Dawn broke cool and cloudless yesterday despite a forecast of rain. The chilly air was fresh and remarkably free of pollen under a royal blue sky as we took a light breakfast of fruit and yogurt with our tea and coffee out on the brick patio. As perfect as only a Sunday morning in the spring can be. A morning not to be squandered indoors.
We set off on a drive with no clear destination, impulsively following cues that caught our eyes as we motored across the rolling farmscape and wooded hills in southern Lancaster county. Eventually we came across a narrow road marked by a sign warning that a bridge ahead was closed.
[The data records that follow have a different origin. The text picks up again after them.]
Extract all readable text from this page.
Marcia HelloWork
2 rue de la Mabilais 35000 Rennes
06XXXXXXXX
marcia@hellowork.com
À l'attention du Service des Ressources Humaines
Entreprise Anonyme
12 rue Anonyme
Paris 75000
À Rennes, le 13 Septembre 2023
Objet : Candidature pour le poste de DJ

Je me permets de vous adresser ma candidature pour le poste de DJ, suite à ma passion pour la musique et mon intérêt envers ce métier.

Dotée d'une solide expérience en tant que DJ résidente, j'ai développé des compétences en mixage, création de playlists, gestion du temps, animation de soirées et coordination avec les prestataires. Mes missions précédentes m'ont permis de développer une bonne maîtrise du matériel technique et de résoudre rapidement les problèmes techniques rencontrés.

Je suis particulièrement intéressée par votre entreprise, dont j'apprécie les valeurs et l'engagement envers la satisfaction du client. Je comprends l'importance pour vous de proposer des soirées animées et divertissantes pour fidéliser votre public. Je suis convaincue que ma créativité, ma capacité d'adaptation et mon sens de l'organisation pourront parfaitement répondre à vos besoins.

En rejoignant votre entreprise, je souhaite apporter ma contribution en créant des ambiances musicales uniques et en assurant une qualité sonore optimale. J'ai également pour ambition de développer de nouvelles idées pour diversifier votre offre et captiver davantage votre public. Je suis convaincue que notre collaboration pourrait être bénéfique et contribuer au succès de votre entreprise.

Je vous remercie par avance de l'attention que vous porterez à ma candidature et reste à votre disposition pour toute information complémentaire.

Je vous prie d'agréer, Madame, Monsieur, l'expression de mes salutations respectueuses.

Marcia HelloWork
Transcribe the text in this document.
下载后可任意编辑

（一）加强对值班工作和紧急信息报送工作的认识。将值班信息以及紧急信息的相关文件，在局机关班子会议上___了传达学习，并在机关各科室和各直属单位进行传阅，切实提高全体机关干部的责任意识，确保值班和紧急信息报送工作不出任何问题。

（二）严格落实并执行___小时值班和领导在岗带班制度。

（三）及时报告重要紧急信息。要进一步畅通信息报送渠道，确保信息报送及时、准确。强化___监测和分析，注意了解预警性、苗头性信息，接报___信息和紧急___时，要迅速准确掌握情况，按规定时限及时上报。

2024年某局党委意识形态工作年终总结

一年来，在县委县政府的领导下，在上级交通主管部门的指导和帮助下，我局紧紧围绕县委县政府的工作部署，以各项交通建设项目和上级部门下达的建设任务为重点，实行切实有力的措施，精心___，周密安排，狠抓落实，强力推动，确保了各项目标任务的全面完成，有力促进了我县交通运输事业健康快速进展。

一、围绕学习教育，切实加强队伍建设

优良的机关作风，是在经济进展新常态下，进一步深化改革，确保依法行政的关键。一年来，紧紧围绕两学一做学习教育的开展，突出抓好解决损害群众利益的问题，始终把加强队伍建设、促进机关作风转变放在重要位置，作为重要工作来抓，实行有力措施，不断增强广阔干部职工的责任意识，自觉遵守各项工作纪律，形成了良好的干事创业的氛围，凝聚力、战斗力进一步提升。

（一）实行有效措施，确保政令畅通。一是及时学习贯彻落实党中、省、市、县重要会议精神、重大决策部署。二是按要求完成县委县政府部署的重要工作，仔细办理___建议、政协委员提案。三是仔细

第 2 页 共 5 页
We pulled off, parked, and emerged from the car to continue on foot.
Time stopped. No cars, no overhead jets, only the soft burble of the creek as we walked along a crooked country road lined with blooming wildflowers that glowed against the dark woods. We followed Little Conestoga Creek downstream, passing a decaying steel bridge slowly crumbling into the stream. About a mile further, we came upon a stone farmhouse and a sagging old barn and attached sheds at the confluence of the creek and the Conestoga River, where the road ended at a lane with a closed gate winding off into the woods.
Pausing for a few minutes to sit under an enormous sycamore to do a pencil and watercolor sketch, as much as anything else an excuse to tarry and drink in the loveliness of this out of the way spot. A fisherman waded in the creek behind me, casting with a flyrod through the sparkling air.
We talk about exploring faraway places - traveling to Iceland to experience its harsh beauty and spare landscape. Japan to seek out the old culture with its preserved settings. Oaxaca to discover for ourselves its ancient ruins. But on this lovely April morning, it was more than sufficient to be immersed in the beauty of this dwindling Pennsylvania countryside, so close to home.